At first glance, the strikers in prison may seem to have little in common with the recent labor actions taken by teachers in West Virginia or nurses in Rhode Island. After all, workers in prison not only lack protections enjoyed by many people, such as OSHA standards and a minimum wage, but are uniquely vulnerable to retaliation by the people who imprison them: Organized resistance in carceral spaces has historically resulted in punitive isolation, bodily harm, and death.
But the wildfires spreading across California this summer provide a sharp example of the inequity of prison labor. The men and women risking their lives to stop them came from two distinct camps to do the exact same job. Nearly 4,000 trained firefighters from California prisons were paid $2 a day plus $1 an hour, while Cal Fire firefighters alongside them made a minimum of $10.50 an hour. The labor of the two groups was identical, drawing into stark relief the simple fact that incarcerated people are workers, many of whom do the exact same work as those of us outside of prisons, but for free or next to nothing. The fires also rejuvenated a familiar debate over whether or not the vocational training or rehabilitative benefits provided by some prison jobs outweighs the fact that it is, as the organizers of this year’s strike say, effectively slave labor.

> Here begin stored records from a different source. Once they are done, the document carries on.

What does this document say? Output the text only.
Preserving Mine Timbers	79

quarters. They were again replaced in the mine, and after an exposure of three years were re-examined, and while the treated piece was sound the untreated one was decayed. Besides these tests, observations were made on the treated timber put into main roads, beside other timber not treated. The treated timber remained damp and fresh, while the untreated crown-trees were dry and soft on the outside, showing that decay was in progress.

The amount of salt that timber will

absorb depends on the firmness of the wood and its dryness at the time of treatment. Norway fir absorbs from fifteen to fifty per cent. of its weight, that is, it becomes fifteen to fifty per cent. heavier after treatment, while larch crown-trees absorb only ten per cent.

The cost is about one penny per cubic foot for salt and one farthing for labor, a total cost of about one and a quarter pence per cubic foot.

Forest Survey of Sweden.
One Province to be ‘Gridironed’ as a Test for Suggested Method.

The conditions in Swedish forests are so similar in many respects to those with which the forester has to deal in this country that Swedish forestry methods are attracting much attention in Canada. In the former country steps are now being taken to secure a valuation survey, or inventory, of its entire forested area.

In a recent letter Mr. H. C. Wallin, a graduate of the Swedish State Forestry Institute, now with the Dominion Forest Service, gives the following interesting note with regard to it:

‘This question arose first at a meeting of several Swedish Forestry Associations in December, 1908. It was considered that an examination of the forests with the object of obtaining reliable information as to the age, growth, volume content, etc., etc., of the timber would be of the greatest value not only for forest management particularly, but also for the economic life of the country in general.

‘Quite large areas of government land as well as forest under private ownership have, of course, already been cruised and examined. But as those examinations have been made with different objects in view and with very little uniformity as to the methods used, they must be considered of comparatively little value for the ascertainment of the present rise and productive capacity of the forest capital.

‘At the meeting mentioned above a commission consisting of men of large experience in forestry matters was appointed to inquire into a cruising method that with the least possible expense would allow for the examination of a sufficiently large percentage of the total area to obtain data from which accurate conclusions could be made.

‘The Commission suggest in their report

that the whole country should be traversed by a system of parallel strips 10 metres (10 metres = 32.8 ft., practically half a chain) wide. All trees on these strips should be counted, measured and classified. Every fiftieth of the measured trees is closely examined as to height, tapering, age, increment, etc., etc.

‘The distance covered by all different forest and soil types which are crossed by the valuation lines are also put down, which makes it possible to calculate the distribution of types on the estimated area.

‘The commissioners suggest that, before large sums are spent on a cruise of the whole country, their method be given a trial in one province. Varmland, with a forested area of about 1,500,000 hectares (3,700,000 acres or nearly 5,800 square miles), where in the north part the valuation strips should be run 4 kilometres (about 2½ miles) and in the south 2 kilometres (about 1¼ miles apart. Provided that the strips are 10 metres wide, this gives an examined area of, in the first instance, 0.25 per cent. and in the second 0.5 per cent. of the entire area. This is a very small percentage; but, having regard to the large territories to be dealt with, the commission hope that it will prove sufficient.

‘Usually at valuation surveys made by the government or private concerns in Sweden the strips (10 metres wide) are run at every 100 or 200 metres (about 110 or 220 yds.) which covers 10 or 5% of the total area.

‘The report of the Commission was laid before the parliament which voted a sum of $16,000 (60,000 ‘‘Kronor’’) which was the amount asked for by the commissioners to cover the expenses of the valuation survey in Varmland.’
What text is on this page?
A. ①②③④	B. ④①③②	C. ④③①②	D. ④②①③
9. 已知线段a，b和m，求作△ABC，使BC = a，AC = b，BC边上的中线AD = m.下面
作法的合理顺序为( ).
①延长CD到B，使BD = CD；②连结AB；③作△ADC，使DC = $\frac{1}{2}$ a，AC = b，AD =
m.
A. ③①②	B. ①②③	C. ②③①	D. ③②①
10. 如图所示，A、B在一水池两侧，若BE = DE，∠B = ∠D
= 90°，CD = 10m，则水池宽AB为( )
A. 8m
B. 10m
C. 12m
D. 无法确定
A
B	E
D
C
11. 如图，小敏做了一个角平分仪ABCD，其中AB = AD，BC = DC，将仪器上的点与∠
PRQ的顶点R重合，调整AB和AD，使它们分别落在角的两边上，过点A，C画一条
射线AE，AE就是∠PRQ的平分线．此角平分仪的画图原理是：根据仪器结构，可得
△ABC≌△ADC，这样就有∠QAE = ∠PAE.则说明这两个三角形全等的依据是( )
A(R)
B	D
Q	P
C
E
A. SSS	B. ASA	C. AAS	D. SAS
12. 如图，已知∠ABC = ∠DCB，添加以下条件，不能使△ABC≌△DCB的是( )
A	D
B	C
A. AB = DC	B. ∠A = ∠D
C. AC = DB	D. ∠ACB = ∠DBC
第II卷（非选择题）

But the cruel irony of Parker’s frustrating experience trying to find work was echoed here, too: In spite of what may appear to be a valuable vocational training program offered by the California Department of Corrections and Rehabilitation, becoming a firefighter in the state after release would require an emergency medical technician license, which isn’t available to people with criminal records.
There’s no question that jobs in prison sometimes provide skills-training for life after release, and many incarcerated people have made clear that working in prison can be fulfilling regardless. But experiences like those of Parker, Peril, and the California firefighters complicate the question of how valuable a job that pays next to nothing might be for a formerly incarcerated person saddled with a felony record. What is at stake in this strike is not a question of whether prison jobs rehabilitate, or whether they help people in prison pass the time with a greater sense of purpose. At its core, the demand to end prison slavery is just that: a reminder that prison work is work, and it’s time to pay up.